I wrote a post recently about Historic Yellow Springs Village looking like a dust bowl run down ghost town.
I keep receiving comments. Like for example:
You ask the questions that many wonder about. Join the HYS Board, and continue to ask these good questions. They need you.
Uhh no. My role is one of provocateur. I am someone who admires the village. So I blogged about it. I photographed it. I visit it. The village has a board that should be doing more and can do more. If they are unwilling to do so, they should move on. But to be on the board of Historic Yellow Springs I would have to have the time to commit and the coin to donate in the degree they need in that village desperately. I do not right now, plus I also have not decided where exactly I want to volunteer in Chester County. And if you want to consider thinking about this in a different way, my taking the time to write about the plight of Historic Yellow Springs Village and photograph it is like volunteer work.
Now I did have a nice exchange back and forth with the new-ish Executive Director Eileen McMonagle. She has the heart and the smarts but she is not an island of one.
One thing she wrote to me, I would like to share:
I read that you feel the village is falling apart. Sadly many of the historic sites in our area are struggling because there is no funding on the federal, state or local level. HYS however has been blessed with a great group of volunteers and members who are working hard to turn the village around. As with all major projects, everything cannot be done at once.
I still say her board needs to step up. I also think they need to cross pollinate with other preservation boards, and consider the other amazing people they have living close if not in the Historic Village of Yellow Springs who want to see the village survive and thrive. As in Chester Springs people. Maybe they aren’t people who have been there for decades or centuries, but sometimes you need fresh blood. And I can think of a few people right off the bat. But it is not my job to find people to help this board and village. They have the tools and creativity to do it themselves.
And they have a very cool art show starting August 2nd that runs through August 31st. It is a weekend thing or by appointment during the week:
Historic Yellow Springs Presents :
The Lost Generation of Pennsylvania Impressionists
When: August 2nd through August 31st 2012
Where: First Floor Lincoln Galleries, Historic Yellow Springs, Chester Springs, PA
Open: Opening Thursday August 2nd at 5:30 as part of Chester County’s Town Tour. Gallery is open weekends Saturday 10-4 and Sunday 12-4. Weekdays open by request.
Historic Yellow Springs (HYS) will be hosting a diverse collection of work by talented students who attended the Pennsylvania Academy of Fine Arts (PAFA) Country School from 1917 to 1952. The PAFA Country School is now the village of Historic Yellow Springs, Chester Springs, PA.

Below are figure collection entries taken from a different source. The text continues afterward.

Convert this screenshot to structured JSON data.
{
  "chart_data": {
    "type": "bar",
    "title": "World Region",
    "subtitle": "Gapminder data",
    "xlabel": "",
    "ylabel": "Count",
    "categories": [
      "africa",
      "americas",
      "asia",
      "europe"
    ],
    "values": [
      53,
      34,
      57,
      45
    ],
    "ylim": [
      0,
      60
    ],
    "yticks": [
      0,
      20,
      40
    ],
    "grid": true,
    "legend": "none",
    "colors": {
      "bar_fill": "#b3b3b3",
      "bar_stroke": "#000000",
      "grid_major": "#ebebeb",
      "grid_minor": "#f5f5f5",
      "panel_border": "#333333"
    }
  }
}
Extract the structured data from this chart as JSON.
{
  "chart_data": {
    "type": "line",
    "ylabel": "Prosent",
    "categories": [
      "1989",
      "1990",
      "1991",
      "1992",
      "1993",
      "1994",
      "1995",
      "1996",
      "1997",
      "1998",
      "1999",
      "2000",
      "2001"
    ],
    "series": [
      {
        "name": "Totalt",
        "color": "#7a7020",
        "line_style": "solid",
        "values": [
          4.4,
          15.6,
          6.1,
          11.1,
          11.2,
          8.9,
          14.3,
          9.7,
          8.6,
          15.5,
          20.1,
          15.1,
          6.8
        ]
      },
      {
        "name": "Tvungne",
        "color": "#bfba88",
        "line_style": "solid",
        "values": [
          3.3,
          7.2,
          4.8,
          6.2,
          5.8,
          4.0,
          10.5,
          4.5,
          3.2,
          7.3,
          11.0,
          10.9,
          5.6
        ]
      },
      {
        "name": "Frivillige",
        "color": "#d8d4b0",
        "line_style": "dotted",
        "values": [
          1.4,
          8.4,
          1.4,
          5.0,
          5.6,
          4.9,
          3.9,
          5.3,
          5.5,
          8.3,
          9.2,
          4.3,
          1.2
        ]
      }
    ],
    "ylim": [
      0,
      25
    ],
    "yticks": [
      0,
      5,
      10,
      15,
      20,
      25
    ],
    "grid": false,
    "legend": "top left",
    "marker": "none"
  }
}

The beautiful landscape of Yellow Springs prompted then PAFA president John Fredrick Lewis to open a summer school for artists at the turn of the last century. The Country School provided the much needed en plein air (in the open air) style of art training to these already accomplished Academy artists. The foundation of the PAFA Country School’s teaching philosophy was the 19th century French Impressionist movement. The magnificent grounds and scenery of the Country School attracted some of the area’s best art instructors and students, including Daniel Garber, N.C, Wyeth, Albert Laessle, Roswell Weidner and Albert Van Nesse Greene. In addition to landscapes, Country School artists were educated in portraiture and sculpture.
The artwork is from Historic Yellow Springs’ own archives and various private collections. Many have not been seen in over a decade. The collection of artwork features work by well known artists who attended the Country School such as Darce Boulton, Lucus Crowell, Albert Van Nesse Greene, Roy C. Nuse, Francis Speight, Dorcas Kunzie Weidner, Roswell Weidner and Paul Wescott. A number of the works were saved from destruction by Country School instructors Dorcas Kunzie Weidner and Roswell Weidner.
About Historic Yellow Springs: Historic Yellow Springs (HYS) is a nonprofit organization founded in 1974 and dedicated to the visual arts, the environment, and the village’s 300-year old history. The mission of Historic Yellow Springs is to share, preserve, and celebrate the unique living village of Yellow Springs. Focusing on the visual arts, history and the environment, HYS enriches the lives of all who come here.
And if you know anyone on the board of Historic Yellow Springs get them to get those trails in order. Those springs made the village, and people still want to see them! And right now you really can’t. Things are too overgrown.